CyberRAG: An Agentic RAG cyber attack classification and reporting tool

TL;DR

CyberRAG tackles the overload and limited interpretability of IDS/IPS alerts by introducing a modular agent-based RAG framework for real-time cyber-attack classification, explanation, and reporting. It uses a central LLM to orchestrate fine-tuned classifiers for attack families and a multi-pass retrieval loop over a domain-specific knowledge base to justify predictions. The system achieves over 94% accuracy per class and 94.92% final accuracy, with explanations scoring 0.94 on BERTScore and 4.9/5 from a GPT-4-based expert judge, showing robustness to adversarial and unseen payloads. This work demonstrates that agentic, specialist-oriented RAG can deliver trustworthy, SOC-ready prose while maintaining high detection performance and adaptability for partially automated cyber defense.

Abstract

Intrusion Detection and Prevention Systems (IDS/IPS) in large enterprises can generate hundreds of thousands of alerts per hour, overwhelming analysts with logs requiring rapidly evolving expertise. Conventional machine-learning detectors reduce alert volume but still yield many false positives, while standard Retrieval-Augmented Generation (RAG) pipelines often retrieve irrelevant context and fail to justify predictions. We present CyberRAG, a modular agent-based RAG framework that delivers real-time classification, explanation, and structured reporting for cyber-attacks. A central LLM agent orchestrates: (i) fine-tuned classifiers specialized by attack family; (ii) tool adapters for enrichment and alerting; and (iii) an iterative retrieval-and-reason loop that queries a domain-specific knowledge base until evidence is relevant and self-consistent. Unlike traditional RAG, CyberRAG adopts an agentic design that enables dynamic control flow and adaptive reasoning. This architecture autonomously refines threat labels and natural-language justifications, reducing false positives and enhancing interpretability. It is also extensible: new attack types can be supported by adding classifiers without retraining the core agent. CyberRAG was evaluated on SQL Injection, XSS, and SSTI, achieving over 94\% accuracy per class and a final classification accuracy of 94.92\% through semantic orchestration. Generated explanations reached 0.94 in BERTScore and 4.9/5 in GPT-4-based expert evaluation, with robustness preserved against adversarial and unseen payloads.

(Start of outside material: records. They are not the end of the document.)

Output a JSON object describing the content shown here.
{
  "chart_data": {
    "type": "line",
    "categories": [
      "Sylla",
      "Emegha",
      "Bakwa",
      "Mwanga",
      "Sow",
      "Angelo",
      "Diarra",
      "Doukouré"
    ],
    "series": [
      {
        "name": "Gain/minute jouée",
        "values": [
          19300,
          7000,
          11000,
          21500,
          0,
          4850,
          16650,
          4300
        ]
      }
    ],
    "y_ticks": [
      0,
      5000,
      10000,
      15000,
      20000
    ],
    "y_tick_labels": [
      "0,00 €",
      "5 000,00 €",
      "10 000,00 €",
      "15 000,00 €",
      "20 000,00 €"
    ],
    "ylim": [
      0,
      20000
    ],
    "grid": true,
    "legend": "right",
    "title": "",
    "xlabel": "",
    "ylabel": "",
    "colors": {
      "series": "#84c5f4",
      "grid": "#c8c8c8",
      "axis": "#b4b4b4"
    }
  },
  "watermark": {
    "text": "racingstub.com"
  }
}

These results show that agentic, specialist-oriented RAG can combine high detection accuracy with trustworthy, SOC-ready prose, offering a flexible path toward partially automated cyber-defense workflows.

Paper Structure

This paper contains 36 sections, 2 equations, 5 figures, 6 tables.

Figures (5)

  • Figure 1: Structure of a multimodal AI Agent: integrates perception, memory, and planning to interact with the environment and perform intelligent actions.
  • Figure 2: CyberRAG system architecture: the user interacts with a chatbot connected to the webserver, while the IDS detects attacks from the Internet.
  • Figure 3: Classification performance of BERT on different web vulnerabilities using attack-specific training.
  • Figure 4: Comparison between explanations generated with and without retrieval. LLM-based scoring shows consistent advantage from RAG-enhanced generation.
  • Figure 5: Evaluation of model robustness based on the percentage of correct classifications under two conditions: (i) Adversarial Examples, where inputs are perturbed to simulate evasion attacks, and (ii) Out-of-Distribution (OOD) Inputs, representing unseen attack categories. The metric Correct Classification (%) reflects the number of accurate predictions out of 100 test cases for each scenario.